Erin Bailey remembers the horror of pulling her 2-year-old out of the bathtub and spotting the familiar bug crawling on her daughter's scalp last November. This was less than two months after lice set up camp on the heads of her family, triggering a frenzy of manic cleaning, costly treatments and emotional toll.
When she learned other families at her 6-year-old daughter's St. Paul elementary school were continuing to get lice — in many cases, multiple rounds — she started to get more passionate. Why wasn't the school notifying families?
"Parents need to know," Bailey said. "It feels like we're shaming people by not talking about lice. I feel like we should acknowledge that it's hard and not treat moms like they're crazy."

I wrote last fall about my family's own experiences with lice and praised schools for shielding kids from the kind of stigma that wounded the psyches of generations of schoolchildren before them. Many schools no longer exclude children if they have lice eggs (known as nits) or even adult lice in their hair. That's great. A lice outbreak does not amount to a public health crisis, and affected children should not miss school because of it.
But it's still a major pain in the rear for parents, and schools ought not to ignore it. Once a cluster of cases develops, a simple email home with facts and resources would prompt caregivers to check their kids' heads. Those precautions could help curb lice from circulating throughout the school.
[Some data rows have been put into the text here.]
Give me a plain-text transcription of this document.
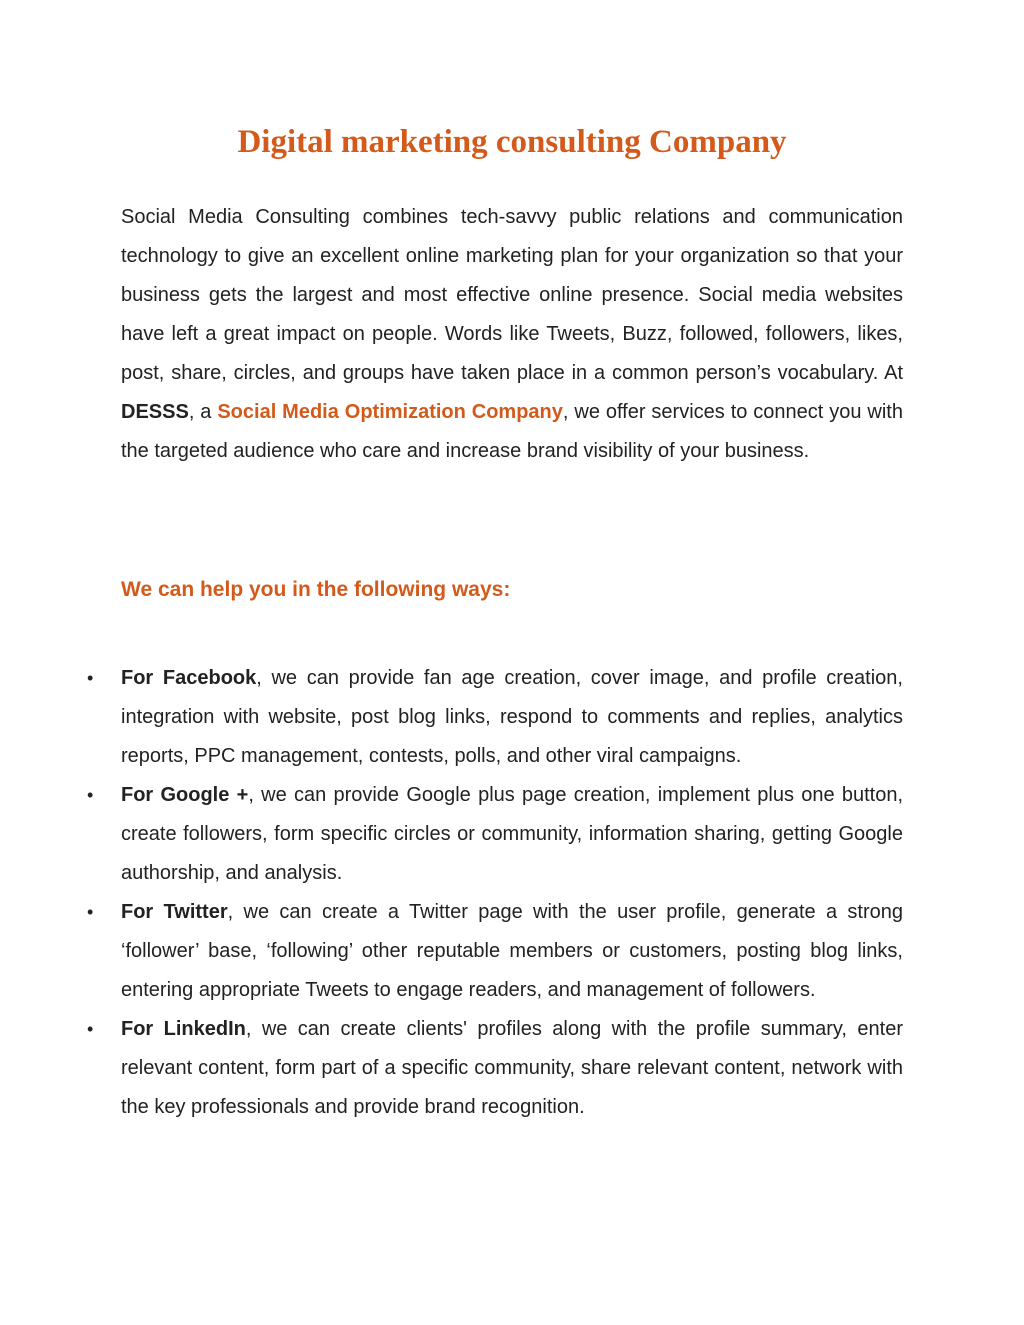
Digital marketing consulting Company

Social Media Consulting combines tech-savvy public relations and communication technology to give an excellent online marketing plan for your organization so that your business gets the largest and most effective online presence. Social media websites have left a great impact on people. Words like Tweets, Buzz, followed, followers, likes, post, share, circles, and groups have taken place in a common person’s vocabulary. At DESSS, a Social Media Optimization Company, we offer services to connect you with the targeted audience who care and increase brand visibility of your business.

We can help you in the following ways:
• For Facebook, we can provide fan age creation, cover image, and profile creation, integration with website, post blog links, respond to comments and replies, analytics reports, PPC management, contests, polls, and other viral campaigns.
• For Google +, we can provide Google plus page creation, implement plus one button, create followers, form specific circles or community, information sharing, getting Google authorship, and analysis.
• For Twitter, we can create a Twitter page with the user profile, generate a strong ‘follower’ base, ‘following’ other reputable members or customers, posting blog links, entering appropriate Tweets to engage readers, and management of followers.
• For LinkedIn, we can create clients' profiles along with the profile summary, enter relevant content, form part of a specific community, share relevant content, network with the key professionals and provide brand recognition.
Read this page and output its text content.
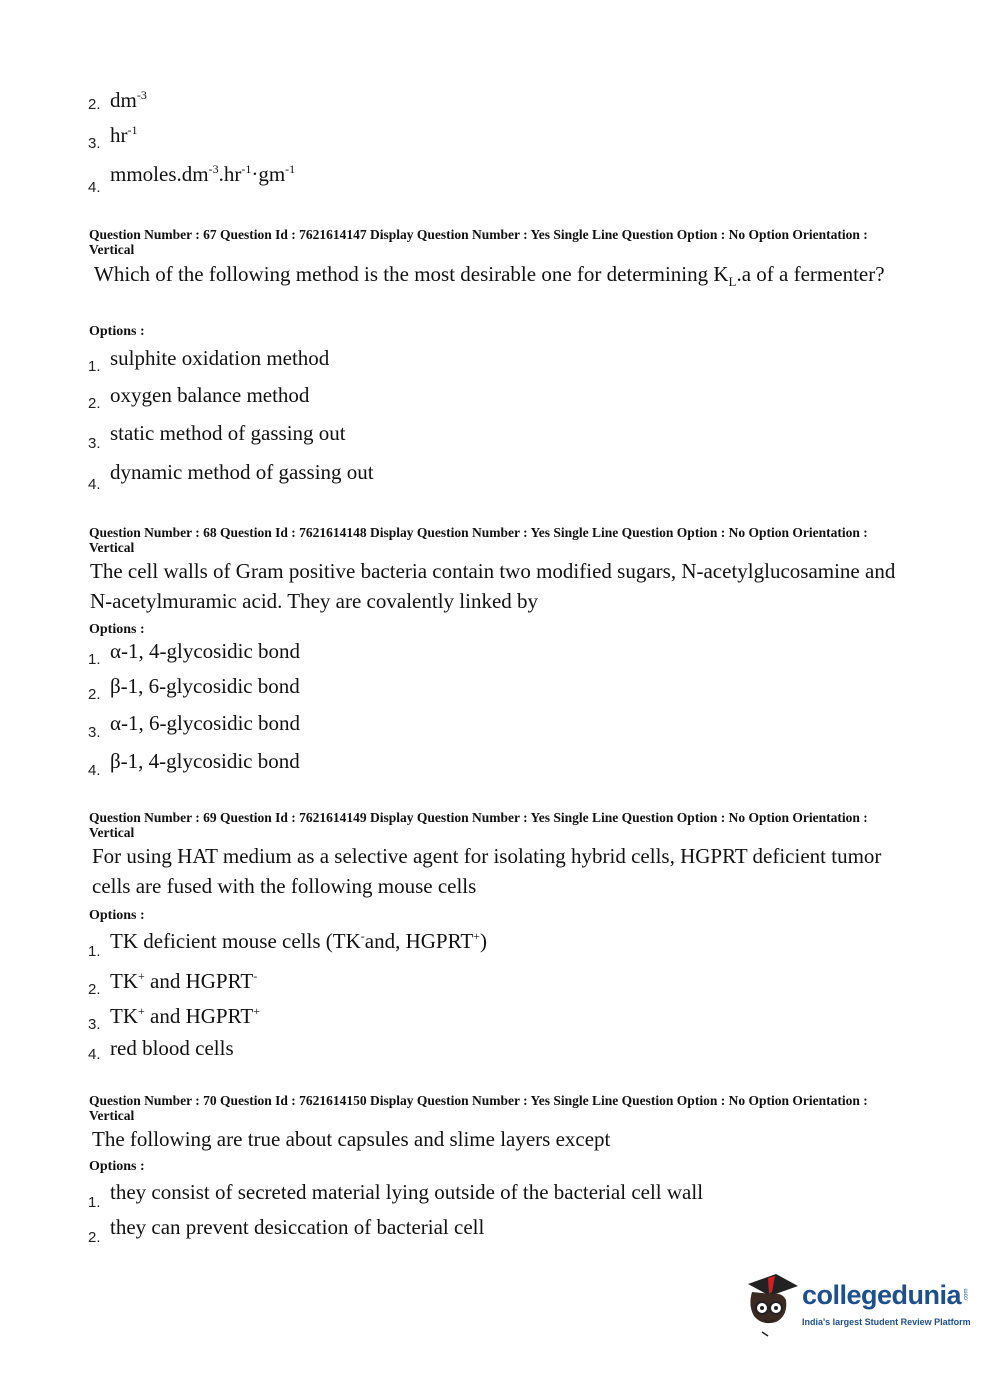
2. $dm^{-3}$
3. $hr^{-1}$
4.
$mmoles.dm^{-3}.hr^{-1}\cdot gm^{-1}$
Question Number : 67 Question Id : 7621614147 Display Question Number : Yes Single Line Question Option : No Option Orientation : Vertical
Which of the following method is the most desirable one for determining $K_L.a$ of a fermenter?
Options :
1. sulphite oxidation method
2. oxygen balance method
3. static method of gassing out
4.
dynamic method of gassing out
Question Number : 68 Question Id : 7621614148 Display Question Number : Yes Single Line Question Option : No Option Orientation : Vertical
The cell walls of Gram positive bacteria contain two modified sugars, N-acetylglucosamine and N-acetylmuramic acid. They are covalently linked by
Options :
1. α-1, 4-glycosidic bond
2. β-1, 6-glycosidic bond
3. α-1, 6-glycosidic bond
4. β-1, 4-glycosidic bond
Question Number : 69 Question Id : 7621614149 Display Question Number : Yes Single Line Question Option : No Option Orientation : Vertical
For using HAT medium as a selective agent for isolating hybrid cells, HGPRT deficient tumor cells are fused with the following mouse cells
Options :
1. TK deficient mouse cells (TK-and, HGPRT+)
2. TK+ and HGPRT-
3. TK+ and HGPRT+
4. red blood cells
Question Number : 70 Question Id : 7621614150 Display Question Number : Yes Single Line Question Option : No Option Orientation : Vertical
The following are true about capsules and slime layers except
Options :
1. they consist of secreted material lying outside of the bacterial cell wall
2. they can prevent desiccation of bacterial cell
collegedunia .com
India's largest Student Review Platform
Policies and protocols on lice often vary not just from district to district, but school to school. Gonne Asser, who runs a Twin Cities lice-removal business, Minnesota Lice Lady, says in some schools, "the pendulum has swung way too far."
"Emotionally, psychologically, it's absolutely affecting parents, and that's what's missing from the conversation in a deep way," Asser said. "Parents have a right to know if there's something that can affect their child and will bring the family to a standstill."